Terremoto in casa Milan, decaduto Adriano Galliani

Il plenipotenziario del Diavolo ha annunciato le proprie dimissioni a breve. Finisce un’epoca. ‘Compiuto un danno alla mia reputazione’.

Proprio non è riuscito ad ingoiare il rospo e fare buon viso a cattivo gioco.

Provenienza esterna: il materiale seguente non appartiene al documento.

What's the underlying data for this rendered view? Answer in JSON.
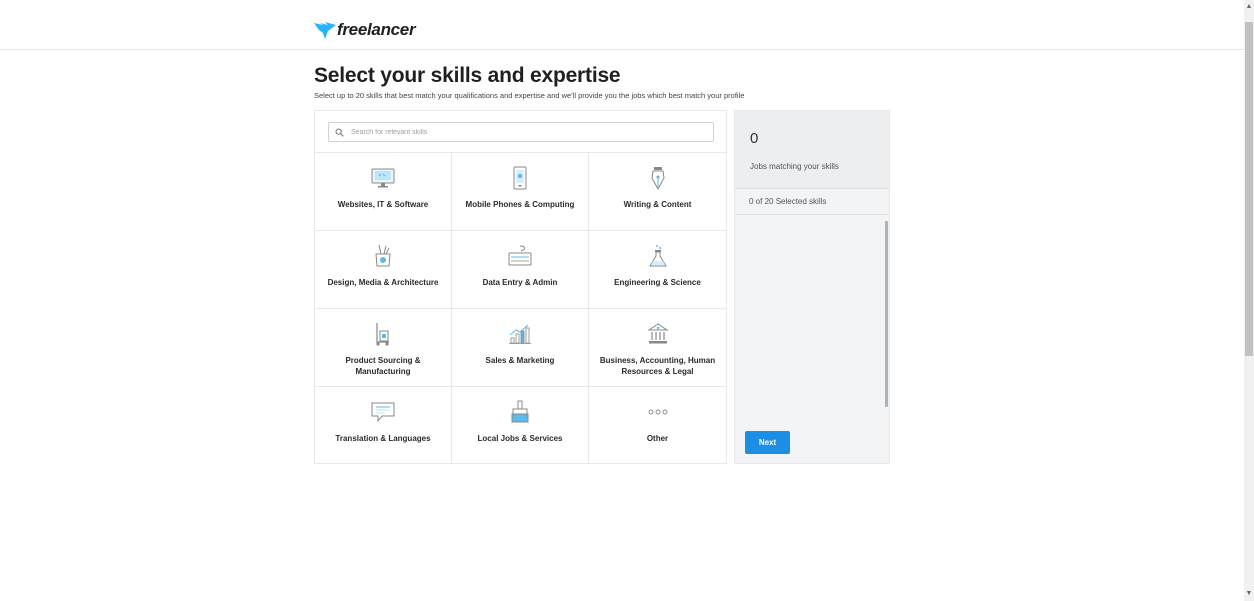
{
  "brand": {
    "name": "freelancer",
    "accent": "#29b2fe"
  },
  "header": {
    "title": "Select your skills and expertise",
    "subtitle": "Select up to 20 skills that best match your qualifications and expertise and we'll provide you the jobs which best match your profile"
  },
  "search": {
    "placeholder": "Search for relevant skills",
    "value": ""
  },
  "categories": [
    {
      "label": "Websites, IT & Software",
      "icon": "monitor-icon"
    },
    {
      "label": "Mobile Phones & Computing",
      "icon": "mobile-phone-icon"
    },
    {
      "label": "Writing & Content",
      "icon": "pen-nib-icon"
    },
    {
      "label": "Design, Media & Architecture",
      "icon": "design-tools-icon"
    },
    {
      "label": "Data Entry & Admin",
      "icon": "keyboard-icon"
    },
    {
      "label": "Engineering & Science",
      "icon": "flask-icon"
    },
    {
      "label": "Product Sourcing & Manufacturing",
      "icon": "hand-truck-icon"
    },
    {
      "label": "Sales & Marketing",
      "icon": "growth-chart-icon"
    },
    {
      "label": "Business, Accounting, Human Resources & Legal",
      "icon": "bank-icon"
    },
    {
      "label": "Translation & Languages",
      "icon": "speech-bubble-icon"
    },
    {
      "label": "Local Jobs & Services",
      "icon": "paint-brush-icon"
    },
    {
      "label": "Other",
      "icon": "more-dots-icon"
    }
  ],
  "sidebar": {
    "job_count": "0",
    "jobs_label": "Jobs matching your skills",
    "selected_label": "0 of 20 Selected skills",
    "next_label": "Next"
  },
  "colors": {
    "primary_button": "#1d8ee6",
    "icon_blue": "#5fb8ea"
  }
}
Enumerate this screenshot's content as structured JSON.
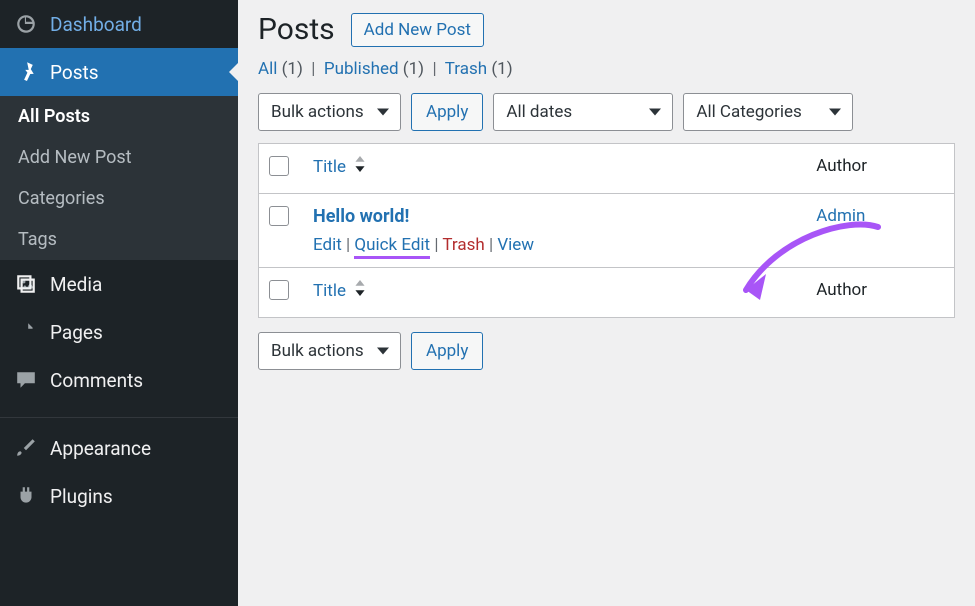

Le critiche di lady Barbara Berlusconi proprio non gli sono andate giù, così, dopo numerosi lustri alla guida del club rossonero, tantissimi trionfi nazionali ed internazionali sotto la sua guida, oggi, Adriano Galliani, amministratore delegato del club di Via Turati, il plenipotenziario del sodalizio del Presidente Berlusconi, ha annunciato che a breve, con ogni probabilità dopo la gara contro l’Ajax, rassegnerà le proprie dimissioni da ogni incarico direttivo in seno alla società.
Che si sarebbe compiuta una sorta di rivoluzione lo si sapeva da tempo, ma mai e poi mai si sarebbe pensato ad un addio così traumatico, il restyling era atteso per fine campionato, invece, Galliani, ha deciso di anticipare i tempi in maniera molto brusca.
 
Con l’annuncio di oggi finisce un’epoca, perché, quello che tra qualche giorno sarà un’ex, ha segnato le pagine più belle della storia milanista, quella dei tantissimi trofei conquistati, dei grandi colpi di mercato in entrata e, soprattutto, in uscita (si prenda come esempio l’acquisto a cifre contenute di Andrij Ševčenko e Kakà per poi rivenderli per decine di milioni di euro quando questi  si sono avviati verso il tramonto calcistico).
Non sembrerebbero esserci i margini per ricucire lo strappo, molto dure sono state, infatti, le parole pronunciate da Galliani ai microfoni dell’Ansa: “Sono d'accordo con il ricambio generazionale, ma fatto con eleganza, non in questo modo. Quando si è offesi bisogna avere la forza e l'intelligenza di far passare un po' di tempo: bisogna essere lucidi per prendere decisioni. Si è detto che il Milan spende male e non ha una rete di osservatori come Roma e Fiorentina, ma la Roma negli ultimi 5 anni è andata in Champions una volta e la Fiorentina mai. Il Milan – ha continuato – ha da due anni il bilancio in pareggio, altre società hanno montagne di debiti. L'anno scorso tutte le nostre squadre giovanili sono andate alle Final four. Mi chiamano grandi presidenti anche dall'estero e non capiscono cosa stia succedendo. Io sono andato a Madrid quest'estate per prendere Kakà senza un appuntamento e mi hanno aperto gli uffici del Real e quanto sono andato nell'agosto 2010 a prendere Ibrahimovic al Barcellona il presidente Rosell è tornato apposta dalle ferie che aveva programmato con la sua famiglia".
 
Tra qualche giorno, quindi, le redini passeranno in mano alla figlia del Cavaliere, che sembrerebbe aver intenzione di puntare sugli ex. Seedorf (candidato numero uno per sostituire Allegri sulla panchina), Maldini e Albertini i nomi più gettonati, ma anche su famosi dirigenti calcistici, si prospetta l’arrivo di uno tra Leonardi, Pradè, Sabatini, Paratici. Ma si fa anche il nome di una vecchia conoscenza giallorossa, Claudio Fenucci. Sembrerebbe che Barbara Berlusconi sia intenzionata a consegnare a lui l’incarico di gestire e tenere in ordine i conti rossoneri.